Neuroscience represents another major area of SS-31 research. It has been investigated in numerous animal models of neurodegenerative diseases, including those mimicking Alzheimer's disease, Parkinson's disease, and Huntington's disease. These studies typically assess its capacity to protect neurons from oxidative stress, improve synaptic function, and enhance mitochondrial bioenergetics within the central nervous system. Research has also been conducted in models of age-related cognitive decline, where SS-31 is used to probe the hypothesis that restoring mitochondrial function can ameliorate deficits in learning and memory.

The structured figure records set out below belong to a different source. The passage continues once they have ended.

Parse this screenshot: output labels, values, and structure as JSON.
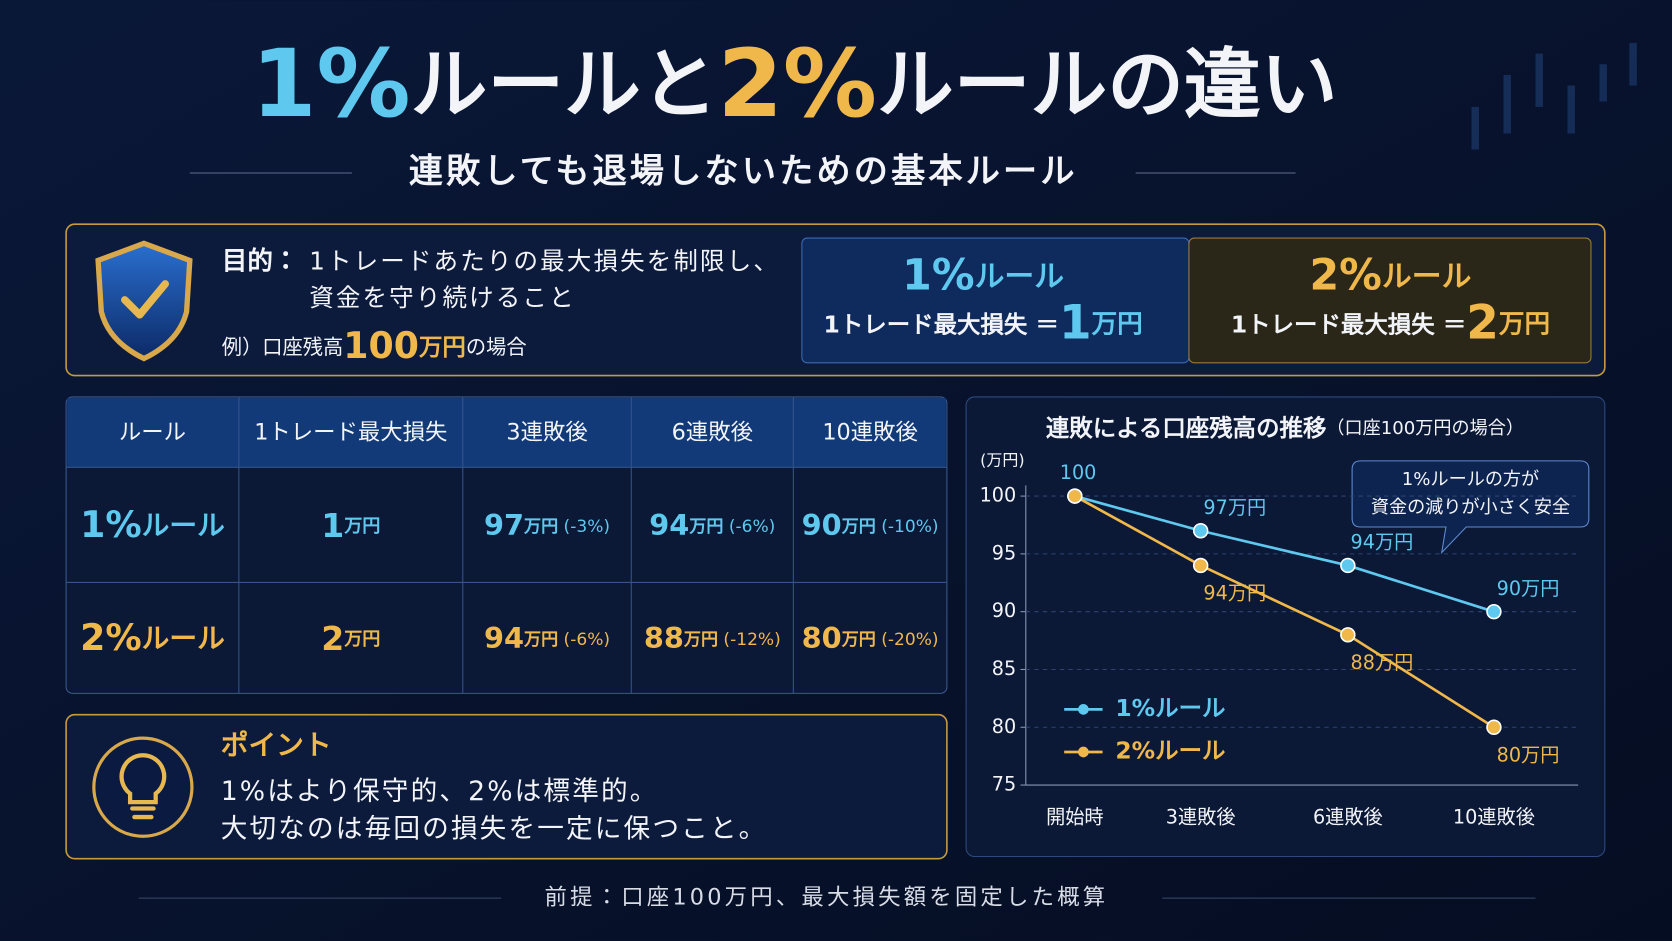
{
  "header": {
    "title": [
      "1%",
      "ルールと",
      "2%",
      "ルールの違い"
    ],
    "subtitle": "連敗しても退場しないための基本ルール"
  },
  "purpose": {
    "label": "目的：",
    "lines": [
      "1トレードあたりの最大損失を制限し、",
      "資金を守り続けること"
    ],
    "example": {
      "prefix": "例）口座残高",
      "amount": "100",
      "unit": "万円",
      "suffix": "の場合"
    }
  },
  "rule_cards": [
    {
      "pct": "1%",
      "word": "ルール",
      "loss_label": "1トレード最大損失 ＝",
      "amount": "1",
      "unit": "万円"
    },
    {
      "pct": "2%",
      "word": "ルール",
      "loss_label": "1トレード最大損失 ＝",
      "amount": "2",
      "unit": "万円"
    }
  ],
  "table": {
    "header": [
      "ルール",
      "1トレード最大損失",
      "3連敗後",
      "6連敗後",
      "10連敗後"
    ],
    "rows": [
      [
        {
          "pct": "1%",
          "word": "ルール"
        },
        {
          "amount": "1",
          "unit": "万円"
        },
        {
          "amount": "97",
          "unit": "万円",
          "change": " (-3%)"
        },
        {
          "amount": "94",
          "unit": "万円",
          "change": " (-6%)"
        },
        {
          "amount": "90",
          "unit": "万円",
          "change": " (-10%)"
        }
      ],
      [
        {
          "pct": "2%",
          "word": "ルール"
        },
        {
          "amount": "2",
          "unit": "万円"
        },
        {
          "amount": "94",
          "unit": "万円",
          "change": " (-6%)"
        },
        {
          "amount": "88",
          "unit": "万円",
          "change": " (-12%)"
        },
        {
          "amount": "80",
          "unit": "万円",
          "change": " (-20%)"
        }
      ]
    ]
  },
  "point": {
    "title": "ポイント",
    "lines": [
      "1%はより保守的、2%は標準的。",
      "大切なのは毎回の損失を一定に保つこと。"
    ]
  },
  "footnote": "前提：口座100万円、最大損失額を固定した概算",
  "chart_data": {
    "type": "line",
    "title": "連敗による口座残高の推移",
    "subtitle": "（口座100万円の場合）",
    "y_unit": "(万円)",
    "categories": [
      "開始時",
      "3連敗後",
      "6連敗後",
      "10連敗後"
    ],
    "series": [
      {
        "name": "1%ルール",
        "color": "#5ec8ef",
        "values": [
          100,
          97,
          94,
          90
        ],
        "value_labels": [
          "100",
          "97万円",
          "94万円",
          "90万円"
        ]
      },
      {
        "name": "2%ルール",
        "color": "#f0b84a",
        "values": [
          100,
          94,
          88,
          80
        ],
        "value_labels": [
          null,
          "94万円",
          "88万円",
          "80万円"
        ]
      }
    ],
    "ylim": [
      75,
      100
    ],
    "yticks": [
      75,
      80,
      85,
      90,
      95,
      100
    ],
    "grid": true,
    "legend": "lower left",
    "annotation": [
      "1%ルールの方が",
      "資金の減りが小さく安全"
    ]
  }
}
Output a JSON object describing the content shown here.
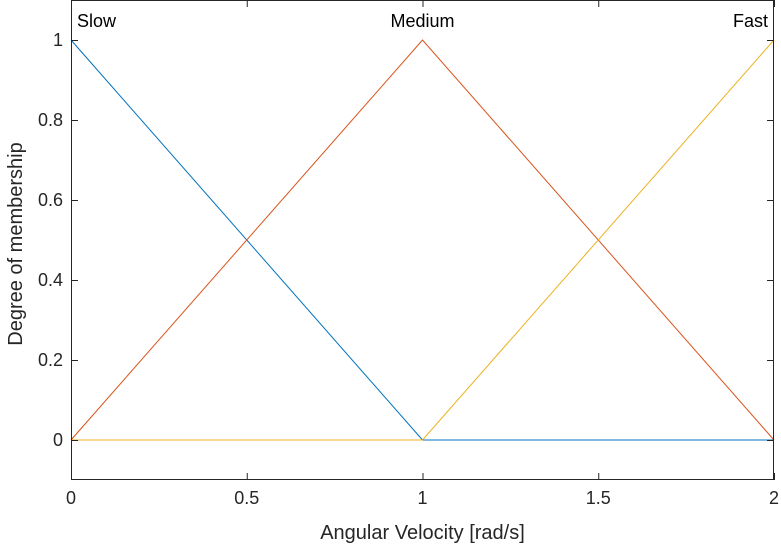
{
  "chart_data": {
    "type": "line",
    "xlabel": "Angular Velocity [rad/s]",
    "ylabel": "Degree of membership",
    "xlim": [
      0,
      2
    ],
    "ylim": [
      -0.1,
      1.1
    ],
    "xticks": [
      "0",
      "0.5",
      "1",
      "1.5",
      "2"
    ],
    "xtick_values": [
      0,
      0.5,
      1,
      1.5,
      2
    ],
    "yticks": [
      "0",
      "0.2",
      "0.4",
      "0.6",
      "0.8",
      "1"
    ],
    "ytick_values": [
      0,
      0.2,
      0.4,
      0.6,
      0.8,
      1
    ],
    "grid": false,
    "series": [
      {
        "name": "Slow",
        "color": "#0072BD",
        "x": [
          0,
          1,
          2
        ],
        "y": [
          1,
          0,
          0
        ]
      },
      {
        "name": "Medium",
        "color": "#D95319",
        "x": [
          0,
          1,
          2
        ],
        "y": [
          0,
          1,
          0
        ]
      },
      {
        "name": "Fast",
        "color": "#EDB120",
        "x": [
          0,
          1,
          2
        ],
        "y": [
          0,
          0,
          1
        ]
      }
    ],
    "annotations": [
      {
        "text": "Slow",
        "x": 0,
        "y": 1,
        "align": "start"
      },
      {
        "text": "Medium",
        "x": 1,
        "y": 1,
        "align": "middle"
      },
      {
        "text": "Fast",
        "x": 2,
        "y": 1,
        "align": "end"
      }
    ]
  }
}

Ophthalmology research has employed SS-31 in models of diseases where retinal cells are vulnerable to metabolic and oxidative stress, such as age-related macular degeneration (AMD), glaucoma, and diabetic retinopathy. Investigators have studied its ability to protect retinal ganglion cells and photoreceptors, preserve mitochondrial structure in the optic nerve, and maintain retinal function in the face of pathological insults. These studies provide insight into the role of mitochondrial bioenergetics in maintaining visual health.

Within the field of metabolic research, SS-31 has been applied to models of diabetic complications, particularly diabetic nephropathy. Preclinical studies have examined its effects on preserving the function of podocytes and other renal cells, reducing albuminuria, and preventing the progression of kidney fibrosis by targeting mitochondrial ROS production. Furthermore, in the study of aging biology (geroscience), SS-31 is a key compound for investigating sarcopenia. Research in aged animal models has explored its potential to improve skeletal muscle mitochondrial ATP production, enhance physical endurance, and preserve muscle fiber integrity, offering a molecular tool to dissect the role of mitochondria in age-related muscle decline. All applications are strictly for laboratory-based, non-human research.